# Quickstart

YData SDK allows you to with an easy and familiar interface, to adopt a Data-Centric AI approach for the development of Machine Learning solutions. YData SDK features were designed to support structure data, including tabular data, time-series and transactional data.

To start leveraging the package features you should consume your data either through the Connectors or pandas.Dataframe. The list of available connectors can be found here [add a link].

    # Example for a Google Cloud Storage Connector
credentials = "{insert-credentials-file-path}"

# We create a new connector for Google Cloud Storage
connector = Connector(connector_type='gcs', credentials=credentials)

# Create a Datasource from the connector
# Note that a connector can be re-used for several datasources
X = DataSource(connector=connector, path='gs://<my_bucket>.csv')
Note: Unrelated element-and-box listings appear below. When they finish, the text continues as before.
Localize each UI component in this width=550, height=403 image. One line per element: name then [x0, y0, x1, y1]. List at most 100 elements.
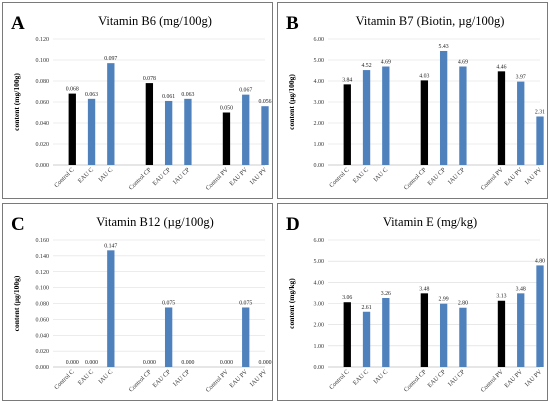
category-label: EAU PV	[503, 368, 524, 389]
data-label: 0.063	[85, 92, 98, 98]
category-label: EAU C	[352, 368, 370, 386]
data-label: 0.050	[220, 106, 233, 112]
data-label: 0.000	[258, 360, 271, 366]
category-label: EAU CP	[151, 166, 172, 187]
category-label: Control C	[53, 166, 76, 189]
category-label: IAU PV	[524, 166, 544, 186]
y-axis-label: content (µg/100g)	[12, 275, 21, 331]
bar-control-c	[343, 302, 351, 367]
bar-control-pv	[497, 300, 506, 367]
y-tick-label: 0.140	[36, 254, 50, 260]
chart-svg-b: B Vitamin B7 (Biotin, µg/100g) 0.00 1.00 2.0…	[286, 13, 545, 192]
category-label: IAU CP	[447, 166, 467, 186]
y-tick-label: 0.040	[36, 333, 50, 339]
y-tick-label: 0.120	[36, 37, 50, 43]
bar-iau-pv	[536, 116, 544, 165]
data-label: 3.84	[342, 77, 352, 83]
chart-title: Vitamin E (mg/kg)	[383, 215, 477, 229]
bar-iau-cp	[184, 98, 192, 165]
category-label: Control PV	[480, 368, 506, 394]
chart-panel-c: C Vitamin B12 (µg/100g) 0.000 0.020 0.040 0.0…	[2, 203, 273, 401]
y-axis-label: content (µg/100g)	[287, 74, 296, 130]
bar-control-pv	[497, 71, 506, 165]
chart-panel-a: A Vitamin B6 (mg/100g) 0.000 0.020 0.040 0.06…	[2, 2, 273, 199]
bar-eau-cp	[164, 100, 173, 165]
chart-svg-a: A Vitamin B6 (mg/100g) 0.000 0.020 0.040 0.06…	[11, 13, 272, 192]
panel-letter: D	[286, 214, 300, 235]
bar-control-pv	[222, 112, 231, 165]
bar-iau-cp	[459, 66, 467, 165]
data-label: 0.078	[143, 76, 156, 82]
data-label: 0.000	[143, 360, 156, 366]
y-tick-label: 0.160	[36, 238, 50, 244]
y-tick-label: 0.000	[36, 365, 50, 371]
data-label: 0.097	[104, 56, 117, 62]
y-tick-label: 0.00	[314, 163, 325, 169]
data-label: 2.80	[458, 301, 468, 307]
data-label: 0.075	[162, 300, 175, 306]
y-tick-label: 2.00	[314, 323, 325, 329]
category-label: EAU CP	[426, 368, 447, 389]
panel-letter: B	[286, 13, 299, 34]
y-axis-label: content (mg/kg)	[287, 278, 296, 329]
category-label: EAU CP	[426, 166, 447, 187]
category-label: EAU C	[77, 166, 95, 184]
bar-iau-pv	[261, 106, 269, 165]
bar-eau-pv	[242, 307, 250, 367]
data-label: 2.99	[439, 297, 449, 303]
data-label: 0.068	[66, 87, 79, 93]
category-label: Control PV	[205, 368, 231, 394]
data-label: 3.13	[496, 294, 506, 300]
y-tick-label: 0.120	[36, 270, 50, 276]
category-label: IAU CP	[172, 166, 192, 186]
category-label: Control C	[328, 368, 351, 391]
y-tick-label: 0.100	[36, 286, 50, 292]
data-label: 5.43	[439, 44, 449, 50]
category-label: EAU C	[77, 368, 95, 386]
y-tick-label: 4.00	[314, 79, 325, 85]
bar-eau-pv	[517, 293, 525, 367]
bar-iau-cp	[459, 307, 467, 367]
data-label: 0.067	[239, 88, 252, 94]
category-label: EAU PV	[228, 368, 249, 389]
data-label: 3.06	[342, 295, 352, 301]
y-tick-label: 0.080	[36, 302, 50, 308]
data-label: 3.48	[516, 286, 526, 292]
category-label: IAU CP	[447, 368, 467, 388]
data-label: 2.61	[361, 305, 371, 311]
chart-title: Vitamin B7 (Biotin, µg/100g)	[356, 14, 505, 28]
data-label: 3.26	[381, 291, 391, 297]
data-label: 3.97	[516, 75, 526, 81]
data-label: 4.80	[535, 258, 545, 264]
chart-title: Vitamin B6 (mg/100g)	[98, 14, 212, 28]
category-label: IAU C	[372, 368, 389, 385]
bar-control-c	[68, 93, 76, 165]
data-label: 4.69	[458, 60, 468, 66]
y-tick-label: 6.00	[314, 238, 325, 244]
y-tick-label: 0.040	[36, 121, 50, 127]
category-label: Control C	[53, 368, 76, 391]
bar-control-cp	[145, 83, 154, 165]
chart-panel-d: D Vitamin E (mg/kg) 0.00 1.00 2.00 3.00 4.00 5.…	[277, 203, 548, 401]
data-label: 0.075	[239, 300, 252, 306]
category-label: EAU C	[352, 166, 370, 184]
category-label: IAU C	[97, 368, 114, 385]
data-label: 0.000	[181, 360, 194, 366]
bar-control-cp	[420, 293, 429, 367]
bar-iau-pv	[536, 265, 544, 367]
category-label: Control CP	[128, 368, 153, 393]
bar-eau-cp	[164, 307, 173, 367]
data-label: 0.000	[85, 360, 98, 366]
category-label: IAU C	[97, 166, 114, 183]
y-tick-label: 4.00	[314, 280, 325, 286]
category-label: Control CP	[128, 166, 153, 191]
category-label: IAU PV	[249, 166, 269, 186]
y-tick-label: 1.00	[314, 344, 325, 350]
data-label: 0.147	[104, 243, 117, 249]
category-label: IAU PV	[524, 368, 544, 388]
data-label: 0.056	[258, 99, 271, 105]
category-label: IAU CP	[172, 368, 192, 388]
panel-letter: A	[11, 13, 25, 34]
y-tick-label: 0.100	[36, 58, 50, 64]
y-tick-label: 3.00	[314, 302, 325, 308]
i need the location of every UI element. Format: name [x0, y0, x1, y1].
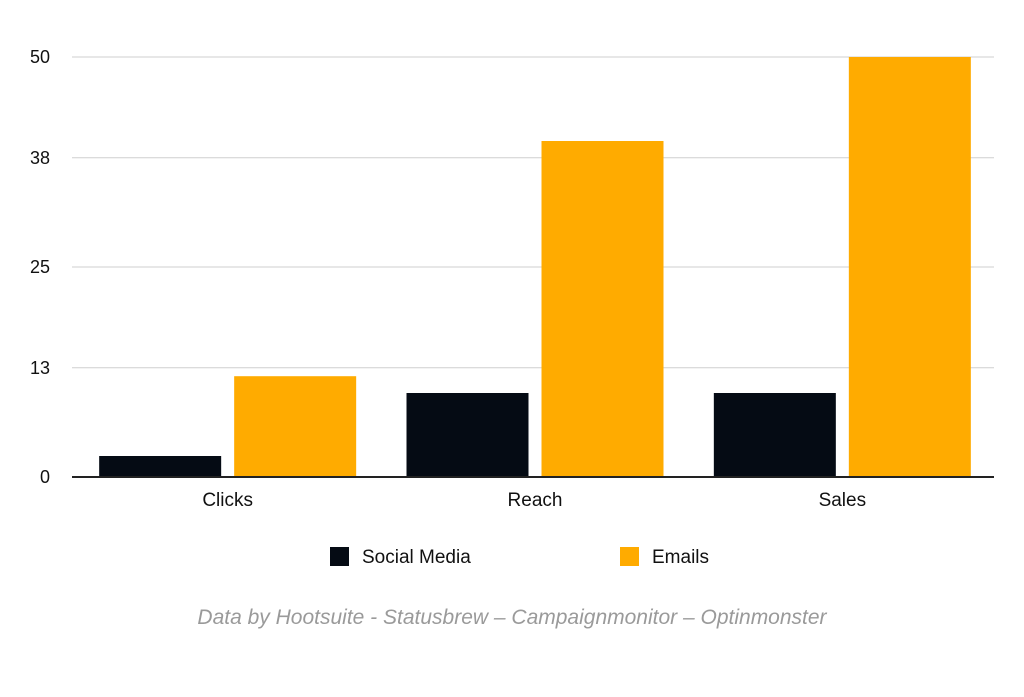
y-tick-label: 13	[30, 358, 50, 378]
y-tick-label: 0	[40, 467, 50, 487]
legend-swatch	[330, 547, 349, 566]
gridlines	[72, 56, 994, 369]
bar-emails-reach	[541, 141, 664, 477]
bar-social-media-reach	[406, 393, 529, 477]
x-category-label: Reach	[508, 490, 563, 511]
x-category-label: Clicks	[202, 490, 253, 511]
bar-emails-sales	[848, 57, 971, 477]
legend-label: Emails	[652, 547, 709, 568]
legend: Social Media Emails	[330, 547, 709, 568]
legend-label: Social Media	[362, 547, 471, 568]
legend-swatch	[620, 547, 639, 566]
bar-social-media-clicks	[99, 456, 222, 477]
bars	[99, 57, 971, 477]
x-category-label: Sales	[819, 490, 867, 511]
y-tick-label: 38	[30, 148, 50, 168]
source-note: Data by Hootsuite - Statusbrew – Campaig…	[197, 606, 827, 629]
y-axis-ticks: 0 13 25 38 50	[30, 47, 50, 487]
x-axis-categories: Clicks Reach Sales	[202, 490, 866, 511]
bar-emails-clicks	[234, 376, 357, 477]
bar-social-media-sales	[713, 393, 836, 477]
y-tick-label: 50	[30, 47, 50, 67]
y-tick-label: 25	[30, 257, 50, 277]
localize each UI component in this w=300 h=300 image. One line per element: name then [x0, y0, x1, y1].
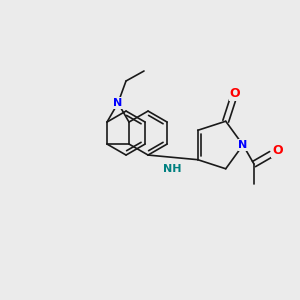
Text: N: N	[238, 140, 247, 150]
Text: O: O	[272, 144, 283, 157]
Text: O: O	[230, 87, 240, 100]
Text: NH: NH	[163, 164, 181, 174]
Text: N: N	[113, 98, 123, 108]
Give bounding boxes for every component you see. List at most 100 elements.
    # Load a small dataset

# Init a synthesizer
synth = RegularSynthesizer()

# Train the synthesizer with the pandas Dataframe as input
# The data is then sent to the cluster for processing
synth.fit(X)


The synthesis process returns a pandas.DataFrame object. Note that if you are using the ydata-sdk free version, all of your data is sent to a remote cluster on YData's infrastructure.

## Data synthesis flow

The process of data synthesis can be described into the following steps:

stateDiagram-v2
init_synth --> train_synth
train_synth --> generate_samples
generate_samples --> [*]

The code snippet below shows how easy can be to start generating new synthetic data. The package includes a set of examples datasets for a quickstart.

    from ydata.sdk.dataset import get_dataset

X = get_dataset('census')

# Init a synthesizer
synth = RegularSynthesizer()

# Fit the synthesizer to the input data
synth.fit(X)

# Sample new synthetic data. The below request ask for new 1000 synthetic rows
synth.sample(n_samples=1000)


Do I need to prepare my data before synthesis?

The sdk ensures that the original behaviour is replicated. For that reason, there is no need to preprocess outlier observations or missing data.

By default all the missing data is replicated as NaN.